With its popular 24th Street shopping district, easy commute to the South Bay, and beautiful views, Noe Valley has become one of San Francisco’s most desired neighborhoods.
“There’s been a lot of activity in Noe Valley, and some record prices per square foot,” said Patrick Barber, president of Pacific Union’s San Francisco region. “More and more, the south side of the city is becoming a magnet for a new wave of buyers, whether it be Noe Valley or the Mission District, primarily because so many people commute down to the Peninsula.”
Living in Noe Valley can shave 15 minutes or more off commuting south, and many Silicon Valley companies have employee shuttles that stop in the neighborhood. The J Church metro train and the 24 Divisadero and 48 Quintara buses are among the public transit options available in Noe Valley.
Numerous shops and restaurants line 24th Street, including a Whole Foods Market, the ever-popular Firefly restaurant, the Noe Valley Bakery, and Phoenix Books. Lovejoy’s Tea Room, a quaint British tea room that remains a favorite for bridal showers, sits around the corner on Church Street.
Homes in the Liberty Hill area on the neighborhood’s north end — bounded by Liberty, Hill, Church, and Castro streets – offer stunning views and proximity to Mission Dolores Park and generally sell at a higher price point. A lavish Christmas display on 21st Street attracts throngs of spectators each December to Liberty Hill.

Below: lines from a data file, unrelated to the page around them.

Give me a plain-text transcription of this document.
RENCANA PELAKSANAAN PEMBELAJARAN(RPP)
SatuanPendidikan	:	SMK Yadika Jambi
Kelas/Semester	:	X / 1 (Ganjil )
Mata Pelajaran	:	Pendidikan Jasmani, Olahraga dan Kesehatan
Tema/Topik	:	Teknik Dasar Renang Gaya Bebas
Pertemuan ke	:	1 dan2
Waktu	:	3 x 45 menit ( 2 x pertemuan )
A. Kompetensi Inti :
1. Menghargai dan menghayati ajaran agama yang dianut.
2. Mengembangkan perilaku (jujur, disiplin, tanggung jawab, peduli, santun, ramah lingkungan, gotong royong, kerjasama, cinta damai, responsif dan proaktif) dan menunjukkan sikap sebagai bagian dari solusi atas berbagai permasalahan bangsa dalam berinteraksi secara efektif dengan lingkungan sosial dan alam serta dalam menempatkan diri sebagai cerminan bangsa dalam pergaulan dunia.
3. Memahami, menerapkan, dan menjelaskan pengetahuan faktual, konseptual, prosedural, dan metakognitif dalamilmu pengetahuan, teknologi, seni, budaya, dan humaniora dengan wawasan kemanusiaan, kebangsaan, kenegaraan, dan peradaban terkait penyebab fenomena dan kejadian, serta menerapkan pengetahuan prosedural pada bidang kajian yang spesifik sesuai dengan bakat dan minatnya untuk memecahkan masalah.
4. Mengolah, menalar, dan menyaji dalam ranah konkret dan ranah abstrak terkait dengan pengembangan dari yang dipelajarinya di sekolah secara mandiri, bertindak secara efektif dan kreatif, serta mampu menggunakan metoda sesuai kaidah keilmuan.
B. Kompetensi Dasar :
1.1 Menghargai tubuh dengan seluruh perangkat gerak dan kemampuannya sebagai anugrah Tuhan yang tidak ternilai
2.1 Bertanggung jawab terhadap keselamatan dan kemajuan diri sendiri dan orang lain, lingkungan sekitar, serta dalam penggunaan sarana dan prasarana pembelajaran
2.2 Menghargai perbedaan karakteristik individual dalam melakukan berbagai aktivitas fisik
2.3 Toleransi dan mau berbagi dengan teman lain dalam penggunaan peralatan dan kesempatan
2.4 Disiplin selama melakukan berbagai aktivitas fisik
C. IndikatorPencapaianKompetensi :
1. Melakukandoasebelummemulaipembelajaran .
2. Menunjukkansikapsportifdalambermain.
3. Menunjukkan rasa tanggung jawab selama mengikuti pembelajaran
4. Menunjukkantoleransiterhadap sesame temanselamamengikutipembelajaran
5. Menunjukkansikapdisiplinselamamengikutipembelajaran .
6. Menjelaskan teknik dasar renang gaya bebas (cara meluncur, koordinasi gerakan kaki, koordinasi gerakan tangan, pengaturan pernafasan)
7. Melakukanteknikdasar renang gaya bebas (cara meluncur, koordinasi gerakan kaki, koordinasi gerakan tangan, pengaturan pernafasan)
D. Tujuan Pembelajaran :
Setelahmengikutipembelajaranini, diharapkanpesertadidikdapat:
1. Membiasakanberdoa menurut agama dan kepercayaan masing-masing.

Noe Valley enjoys some of San Francisco’s sunniest weather, but conditions tend to get foggier as the neighborhood climbs toward Diamond Heights.
Nearby Dolores Park with its spectacular views, dog run, and free movie nights, remains one of the most popular hangout spots in San Francisco, and the city recently redid the park’s playground as part of a large-scale renovation project.
The median sale price for a single-family home in Noe Valley increased to $1.5 million in July, up more than 37 percent from $1.1 million a year earlier, according to MLS data. Median condominium prices rose more than 55 percent over the same period to $900,000 from $580,370.
Meanwhile, supply has been shrinking as demand rises, leading to multiple offers and higher sale prices, our Noe Valley agents say. In July the number of single-family homes for sale declined 17 percent from the same month in 2011, while the number of homes sold increased 30 percent, MLS data show.
A two-bedroom fixer-upper on 24th near Douglass Street recently sold for $1.3 million, more than $400,000 over asking price.
While Noe Valley is known for its large number of young families, it remains appealing to a diverse crowd including singles and couples with no children, Barber said.
“Noe Valley has some of the best weather in the city and a very diverse housing stock with everything from old Victorians to modern homes to condominiums to apartment houses,” Barber said. “It’s really become one of the top neighborhoods.”